Ne quittez pas maintenant Monsieur Novembre, les couleuvres s’effilochent comme des Ficellos de Lactancia et l’on ne voudrait pas vous voir partir sans vous être sustenté. Les couleuvres s’effilochent et Valentine semble triste de vous voir trépigner près de la porte de sortie. Êtes-vous lassé de notre compagnie Monsieur Novembre? Valentine est triste que vous l’ayez dépucelé dans ce lit de farine et que vous partiez déjà la laissant nue et désemparée. Je vous en pris! Dîtes lui que vous l’aimez, du moins, faites semblant quelques heures encore. Des couleuvres et du vin de safran pour fêter la lune gibbeuse. Du vin de safran comme on en fait que par ici, dans ce pays de grande déraison.

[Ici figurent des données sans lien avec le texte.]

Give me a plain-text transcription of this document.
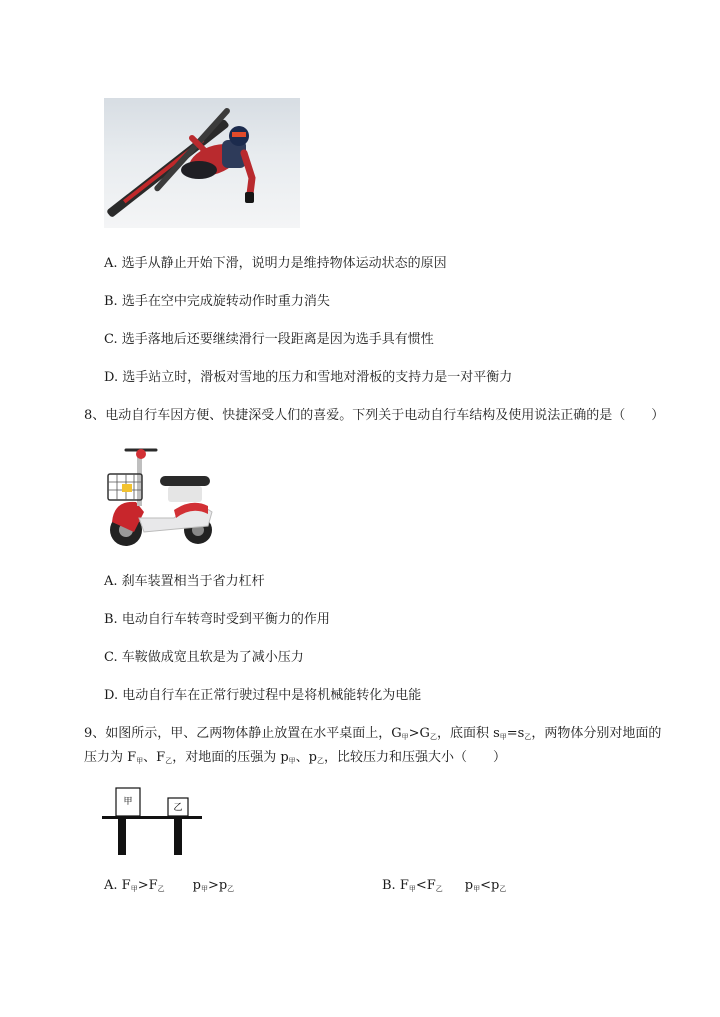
A. 选手从静止开始下滑，说明力是维持物体运动状态的原因
B. 选手在空中完成旋转动作时重力消失
C. 选手落地后还要继续滑行一段距离是因为选手具有惯性
D. 选手站立时，滑板对雪地的压力和雪地对滑板的支持力是一对平衡力
8、电动自行车因方便、快捷深受人们的喜爱。下列关于电动自行车结构及使用说法正确的是（　　）
A. 刹车装置相当于省力杠杆
B. 电动自行车转弯时受到平衡力的作用
C. 车鞍做成宽且软是为了减小压力
D. 电动自行车在正常行驶过程中是将机械能转化为电能
9、如图所示，甲、乙两物体静止放置在水平桌面上，$G_甲>G_乙$，底面积 $s_甲=s_乙$，两物体分别对地面的
压力为 $F_甲$、$F_乙$，对地面的压强为 $p_甲$、$p_乙$，比较压力和压强大小（　　）
甲
乙
A. $F_甲>F_乙$ $p_甲>p_乙$	B. $F_甲<F_乙$ $p_甲<p_乙$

Buvez, Monsieur, buvez pour que cela vous assomme, qu’on en parle plus. Demain matin vous allez vous éveiller dans ce lit de farine sous Valentine ronflante d’une ivresse inconvenante. Buvez tout le vin, ne vous souciez pas de moi, je fais que narrer. Buvez tout le vin, mais ne vous éternisez pas trop! On ne s’incruste pas ici, la croustade aux escargots c’est pour les saligauds. Il ne faudrait pas coller, laissez place au prochain hospodar qui arrive au loin. Il se pointe sur sa sarcelle bien dressée les ailes baignant dans l’eau de névé. Quittez les lieux! Je vous en supplie. Qu’on refasse une beauté à cette vierge Valentine dans son lit de farine pour Monsieur Décembre qui ne se doutera de rien.